Abstract
A phosphate starvation-induced acid phosphatase cDNA was cloned from the rice, Oryza sativa. The cDNA encoding O. sativa acid phosphatase (OsACP1) has 1100 bp with an open reading frame of 274 amino acid residues. The deduced amino acid sequence of OsACP1 cDNA showed 53% identity to tomato acid phosphatase and 46-50% identity to several other plant phosphatases.
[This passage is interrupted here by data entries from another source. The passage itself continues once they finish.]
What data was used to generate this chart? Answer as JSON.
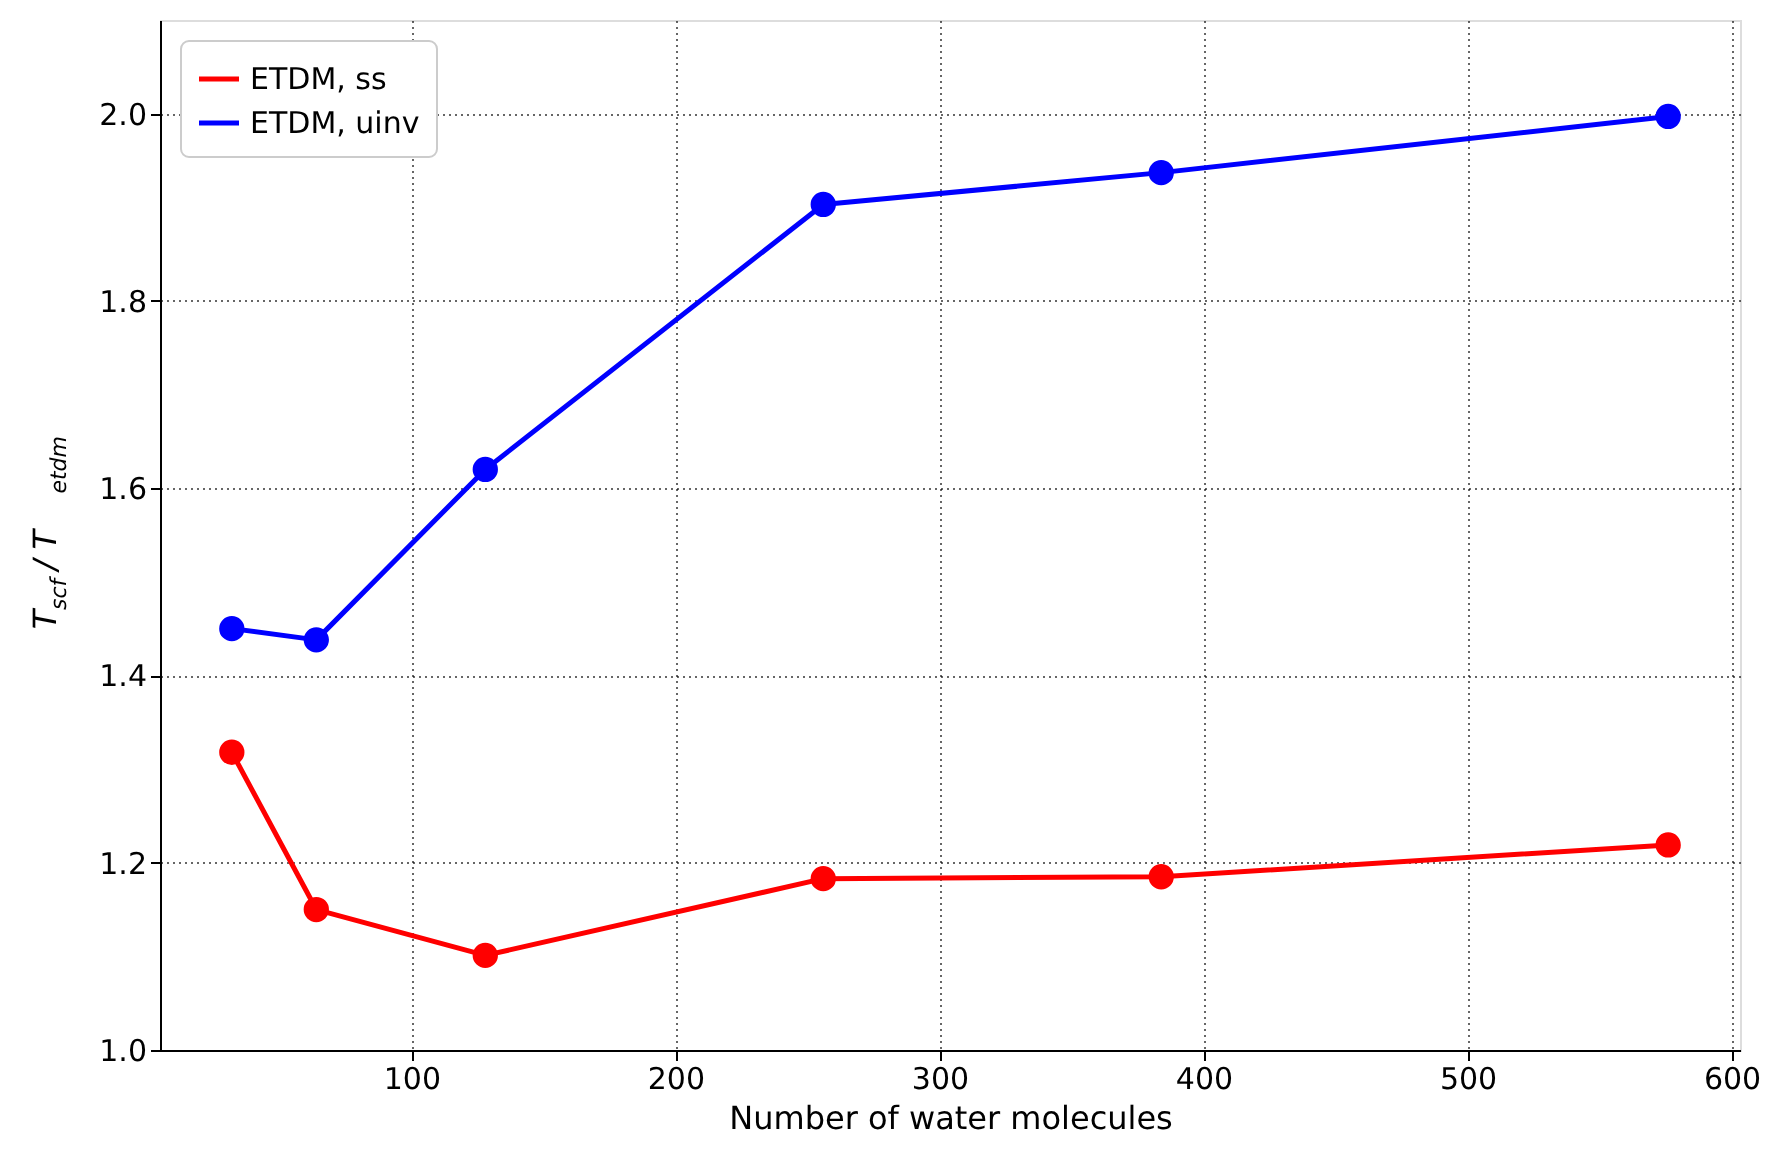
{
  "chart_data": {
    "type": "line",
    "xlabel": "Number of water molecules",
    "ylabel": "T$_{scf}$ / T$_{etdm}$",
    "x": [
      32,
      64,
      128,
      256,
      384,
      576
    ],
    "series": [
      {
        "name": "ETDM, ss",
        "color": "#ff0000",
        "values": [
          1.318,
          1.15,
          1.101,
          1.183,
          1.185,
          1.219
        ]
      },
      {
        "name": "ETDM, uinv",
        "color": "#0000ff",
        "values": [
          1.45,
          1.438,
          1.62,
          1.903,
          1.937,
          1.997
        ]
      }
    ],
    "xlim": [
      4.8,
      603.2
    ],
    "ylim": [
      1.0,
      2.1
    ],
    "xticks": [
      100,
      200,
      300,
      400,
      500,
      600
    ],
    "yticks": [
      {
        "value": 1.0,
        "label": "1.0"
      },
      {
        "value": 1.2,
        "label": "1.2"
      },
      {
        "value": 1.4,
        "label": "1.4"
      },
      {
        "value": 1.6,
        "label": "1.6"
      },
      {
        "value": 1.8,
        "label": "1.8"
      },
      {
        "value": 2.0,
        "label": "2.0"
      }
    ],
    "grid": true,
    "legend": "top left",
    "marker": "circle",
    "line_style": "solid"
  }
}
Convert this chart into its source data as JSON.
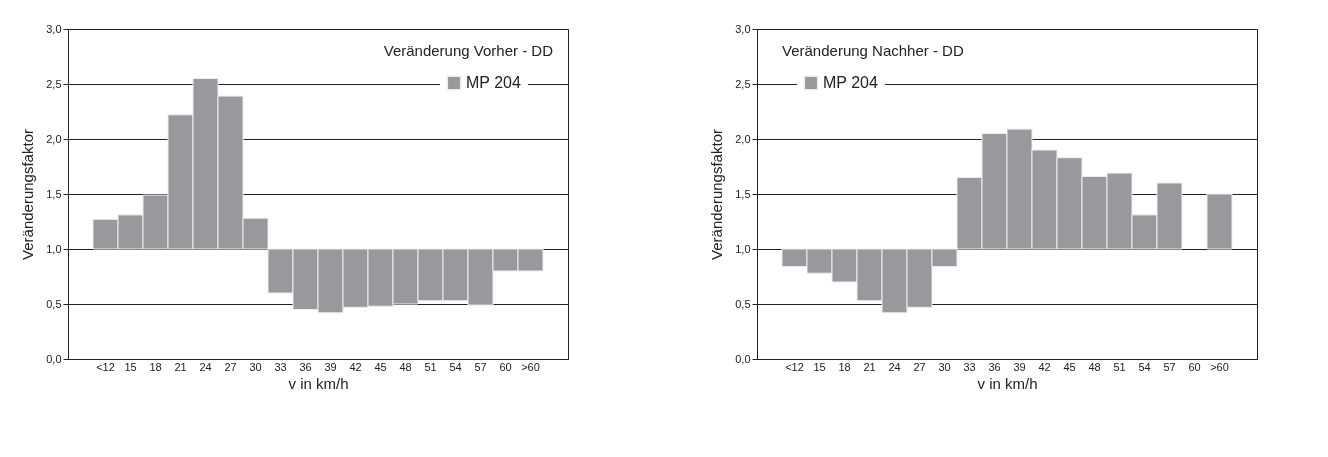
{
  "chart_data": [
    {
      "type": "bar",
      "title": "Veränderung Vorher - DD",
      "xlabel": "v in km/h",
      "ylabel": "Veränderungsfaktor",
      "categories": [
        "<12",
        "15",
        "18",
        "21",
        "24",
        "27",
        "30",
        "33",
        "36",
        "39",
        "42",
        "45",
        "48",
        "51",
        "54",
        "57",
        "60",
        ">60"
      ],
      "series": [
        {
          "name": "MP 204",
          "color": "#99989d",
          "values": [
            0.27,
            0.31,
            0.49,
            1.22,
            1.55,
            1.39,
            0.28,
            -0.4,
            -0.55,
            -0.58,
            -0.53,
            -0.52,
            -0.5,
            -0.47,
            -0.47,
            -0.51,
            -0.2,
            -0.2
          ],
          "base": [
            1,
            1,
            1,
            1,
            1,
            1,
            1,
            1,
            1,
            1,
            1,
            1,
            1,
            1,
            1,
            1,
            1,
            1
          ]
        }
      ],
      "ylim": [
        0,
        3
      ],
      "yticks": [
        {
          "value": 0,
          "label": "0,0"
        },
        {
          "value": 0.5,
          "label": "0,5"
        },
        {
          "value": 1,
          "label": "1,0"
        },
        {
          "value": 1.5,
          "label": "1,5"
        },
        {
          "value": 2,
          "label": "2,0"
        },
        {
          "value": 2.5,
          "label": "2,5"
        },
        {
          "value": 3,
          "label": "3,0"
        }
      ],
      "grid": "y",
      "legend": "top right"
    },
    {
      "type": "bar",
      "title": "Veränderung Nachher - DD",
      "xlabel": "v in km/h",
      "ylabel": "Veränderungsfaktor",
      "categories": [
        "<12",
        "15",
        "18",
        "21",
        "24",
        "27",
        "30",
        "33",
        "36",
        "39",
        "42",
        "45",
        "48",
        "51",
        "54",
        "57",
        "60",
        ">60"
      ],
      "series": [
        {
          "name": "MP 204",
          "color": "#99989d",
          "values": [
            -0.16,
            -0.22,
            -0.3,
            -0.47,
            -0.58,
            -0.53,
            -0.16,
            0.65,
            1.05,
            1.09,
            0.9,
            0.83,
            0.66,
            0.69,
            0.31,
            0.6,
            null,
            0.5
          ],
          "base": [
            1,
            1,
            1,
            1,
            1,
            1,
            1,
            1,
            1,
            1,
            1,
            1,
            1,
            1,
            1,
            1,
            null,
            1
          ]
        }
      ],
      "ylim": [
        0,
        3
      ],
      "yticks": [
        {
          "value": 0,
          "label": "0,0"
        },
        {
          "value": 0.5,
          "label": "0,5"
        },
        {
          "value": 1,
          "label": "1,0"
        },
        {
          "value": 1.5,
          "label": "1,5"
        },
        {
          "value": 2,
          "label": "2,0"
        },
        {
          "value": 2.5,
          "label": "2,5"
        },
        {
          "value": 3,
          "label": "3,0"
        }
      ],
      "grid": "y",
      "legend": "top left"
    }
  ]
}
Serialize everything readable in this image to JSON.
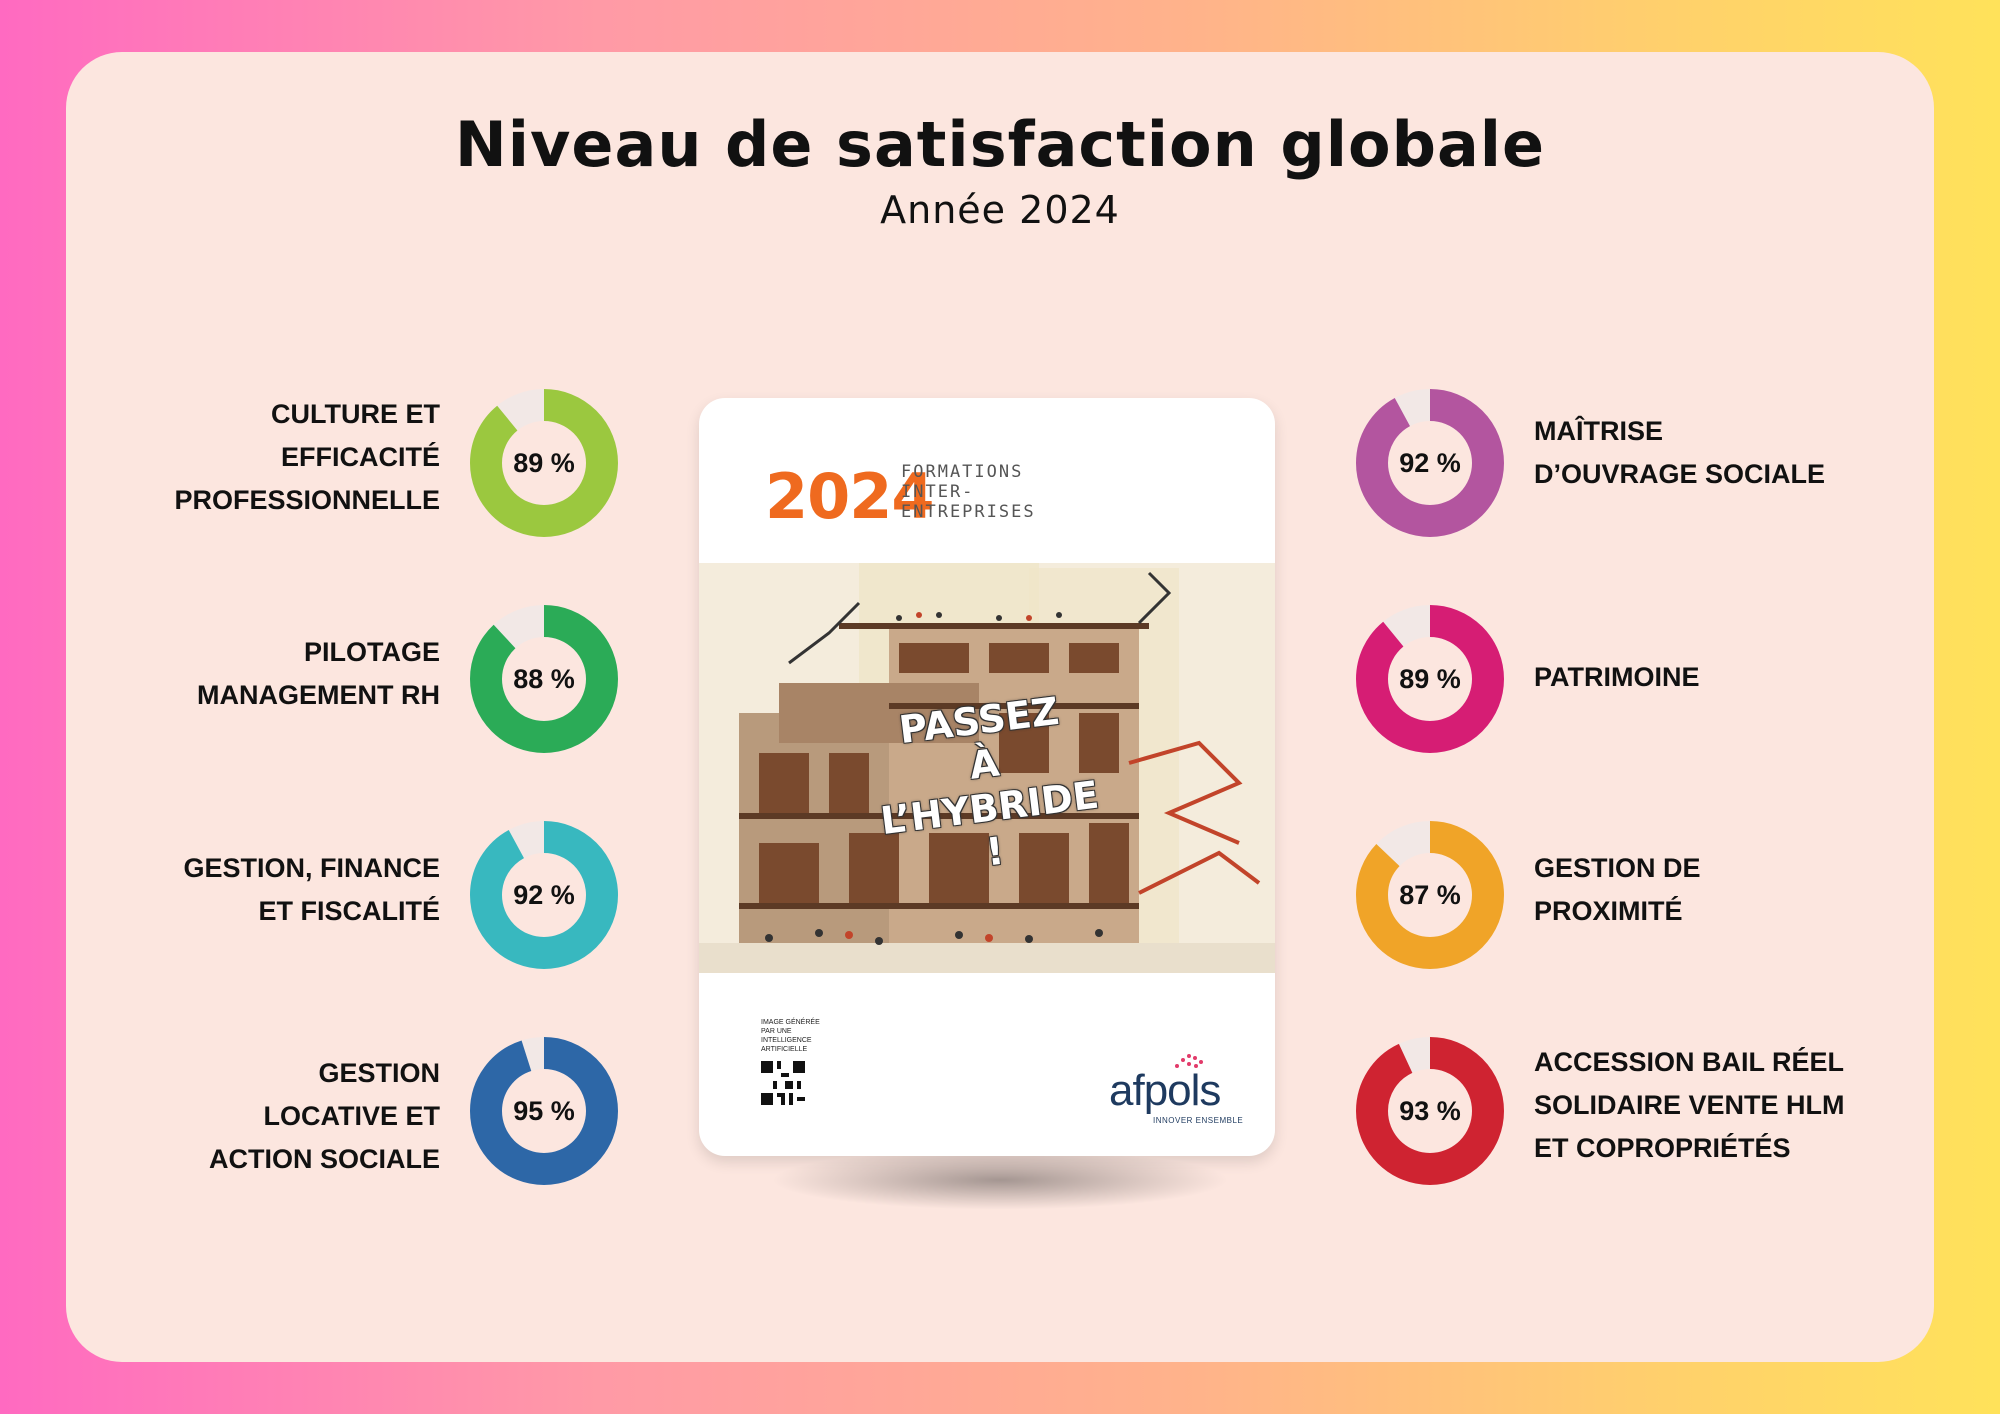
{
  "header": {
    "title": "Niveau de satisfaction globale",
    "subtitle": "Année 2024"
  },
  "chart_data": {
    "type": "pie",
    "title": "Niveau de satisfaction globale",
    "subtitle": "Année 2024",
    "unit": "%",
    "items": [
      {
        "label": "CULTURE ET\nEFFICACITÉ\nPROFESSIONNELLE",
        "value": 89,
        "display": "89 %",
        "color": "#9bc83f"
      },
      {
        "label": "PILOTAGE \nMANAGEMENT RH",
        "value": 88,
        "display": "88 %",
        "color": "#2bab57"
      },
      {
        "label": "GESTION, FINANCE\nET FISCALITÉ",
        "value": 92,
        "display": "92 %",
        "color": "#38b8bf"
      },
      {
        "label": "GESTION\nLOCATIVE ET \nACTION SOCIALE",
        "value": 95,
        "display": "95 %",
        "color": "#2d67a7"
      },
      {
        "label": "MAÎTRISE\nD’OUVRAGE  SOCIALE",
        "value": 92,
        "display": "92 %",
        "color": "#b3559f"
      },
      {
        "label": "PATRIMOINE",
        "value": 89,
        "display": "89 %",
        "color": "#d61d74"
      },
      {
        "label": "GESTION DE\nPROXIMITÉ",
        "value": 87,
        "display": "87 %",
        "color": "#f0a428"
      },
      {
        "label": "ACCESSION BAIL RÉEL\nSOLIDAIRE VENTE HLM\nET COPROPRIÉTÉS",
        "value": 93,
        "display": "93 %",
        "color": "#cf2331"
      }
    ],
    "remainder_color": "#f2e8e6"
  },
  "brochure": {
    "year": "2024",
    "lines": [
      "FORMATIONS",
      "INTER-",
      "ENTREPRISES"
    ],
    "headline": "PASSEZ\nÀ L’HYBRIDE !",
    "note": "IMAGE GÉNÉRÉE\nPAR UNE INTELLIGENCE\nARTIFICIELLE",
    "logo": "afpols",
    "tagline": "INNOVER ENSEMBLE",
    "accent": "#ef6a1f"
  }
}
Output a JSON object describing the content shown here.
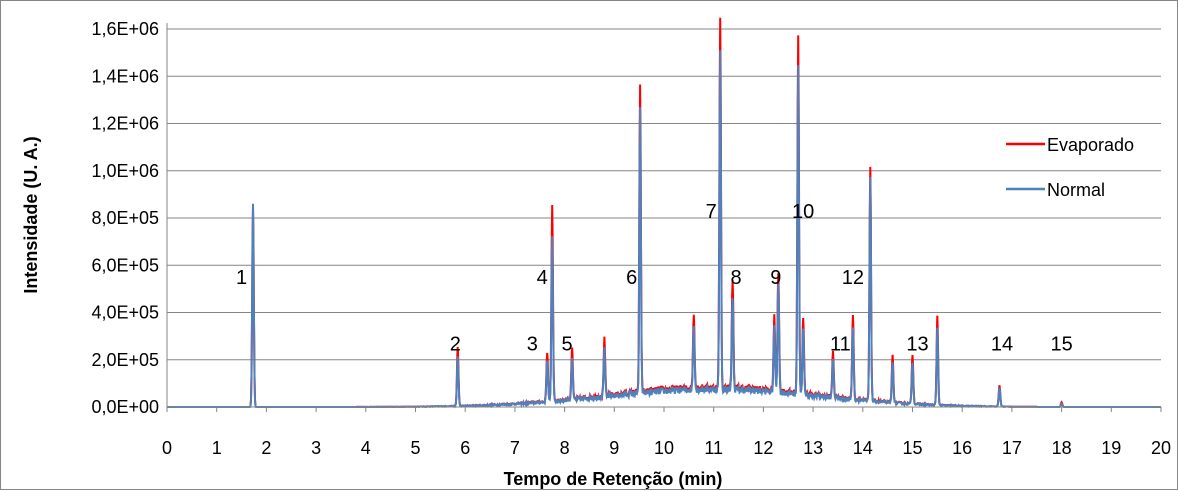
{
  "chart_data": {
    "type": "line",
    "xlabel": "Tempo de Retenção (min)",
    "ylabel": "Intensidade (U. A.)",
    "xlim": [
      0,
      20
    ],
    "ylim": [
      0,
      1600000
    ],
    "x_ticks": [
      "0",
      "1",
      "2",
      "3",
      "4",
      "5",
      "6",
      "7",
      "8",
      "9",
      "10",
      "11",
      "12",
      "13",
      "14",
      "15",
      "16",
      "17",
      "18",
      "19",
      "20"
    ],
    "y_ticks": [
      "0,0E+00",
      "2,0E+05",
      "4,0E+05",
      "6,0E+05",
      "8,0E+05",
      "1,0E+06",
      "1,2E+06",
      "1,4E+06",
      "1,6E+06"
    ],
    "grid": "horizontal",
    "legend_position": "right",
    "series": [
      {
        "name": "Evaporado",
        "color": "#ff0000",
        "peaks": [
          [
            1.73,
            850000
          ],
          [
            5.85,
            250000
          ],
          [
            7.65,
            210000
          ],
          [
            7.75,
            830000
          ],
          [
            8.15,
            220000
          ],
          [
            8.8,
            240000
          ],
          [
            9.52,
            1290000
          ],
          [
            10.6,
            320000
          ],
          [
            11.13,
            1570000
          ],
          [
            11.38,
            470000
          ],
          [
            12.22,
            310000
          ],
          [
            12.3,
            510000
          ],
          [
            12.7,
            1520000
          ],
          [
            12.8,
            320000
          ],
          [
            13.4,
            190000
          ],
          [
            13.8,
            360000
          ],
          [
            14.15,
            990000
          ],
          [
            14.6,
            200000
          ],
          [
            15.0,
            210000
          ],
          [
            15.5,
            380000
          ],
          [
            16.75,
            90000
          ],
          [
            18.0,
            20000
          ]
        ]
      },
      {
        "name": "Normal",
        "color": "#4f81bd",
        "peaks": [
          [
            1.73,
            860000
          ],
          [
            5.85,
            210000
          ],
          [
            7.65,
            180000
          ],
          [
            7.75,
            700000
          ],
          [
            8.15,
            180000
          ],
          [
            8.8,
            200000
          ],
          [
            9.52,
            1200000
          ],
          [
            10.6,
            280000
          ],
          [
            11.13,
            1440000
          ],
          [
            11.38,
            400000
          ],
          [
            12.22,
            270000
          ],
          [
            12.3,
            470000
          ],
          [
            12.7,
            1400000
          ],
          [
            12.8,
            280000
          ],
          [
            13.4,
            160000
          ],
          [
            13.8,
            310000
          ],
          [
            14.15,
            950000
          ],
          [
            14.6,
            170000
          ],
          [
            15.0,
            180000
          ],
          [
            15.5,
            330000
          ],
          [
            16.75,
            80000
          ],
          [
            18.0,
            15000
          ]
        ]
      }
    ],
    "peak_labels": [
      {
        "text": "1",
        "x": 1.5,
        "y": 520000
      },
      {
        "text": "2",
        "x": 5.8,
        "y": 240000
      },
      {
        "text": "3",
        "x": 7.35,
        "y": 240000
      },
      {
        "text": "4",
        "x": 7.55,
        "y": 520000
      },
      {
        "text": "5",
        "x": 8.05,
        "y": 240000
      },
      {
        "text": "6",
        "x": 9.35,
        "y": 520000
      },
      {
        "text": "7",
        "x": 10.95,
        "y": 800000
      },
      {
        "text": "8",
        "x": 11.45,
        "y": 520000
      },
      {
        "text": "9",
        "x": 12.25,
        "y": 520000
      },
      {
        "text": "10",
        "x": 12.8,
        "y": 800000
      },
      {
        "text": "11",
        "x": 13.55,
        "y": 240000
      },
      {
        "text": "12",
        "x": 13.8,
        "y": 520000
      },
      {
        "text": "13",
        "x": 15.1,
        "y": 240000
      },
      {
        "text": "14",
        "x": 16.8,
        "y": 240000
      },
      {
        "text": "15",
        "x": 18.0,
        "y": 240000
      }
    ]
  }
}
OsACP1 expression was up-regulated in the rice plant and in cell culture in the absence of phosphate (Pi). The induced expression of OsACP1 was a specific response to Pi starvation, and was not affected by the deprivation of other nutrients. OsACP1 expression was responsive to the level of Pi supply, with transcripts of OsACP1 being abundant in Pi-deprived root. The OsACP1 cDNA was expressed as a 30 kDa polypeptide in baculovirus-infected insect Sf9 cells. In addition, the OsACP1 gene was introduced into Arabidopsis via Agrobacterium-mediated transformation. Functional expression of the OsACP1 gene in the transgenic Arabidopsis lines was confirmed by Northern blot and Western blot analyses, as well as phosphatase activity assays. These results suggest that the OsACP1 gene can be used to develop new transgenic dicotyledonous plants able to adapt to Pi-deficient conditions.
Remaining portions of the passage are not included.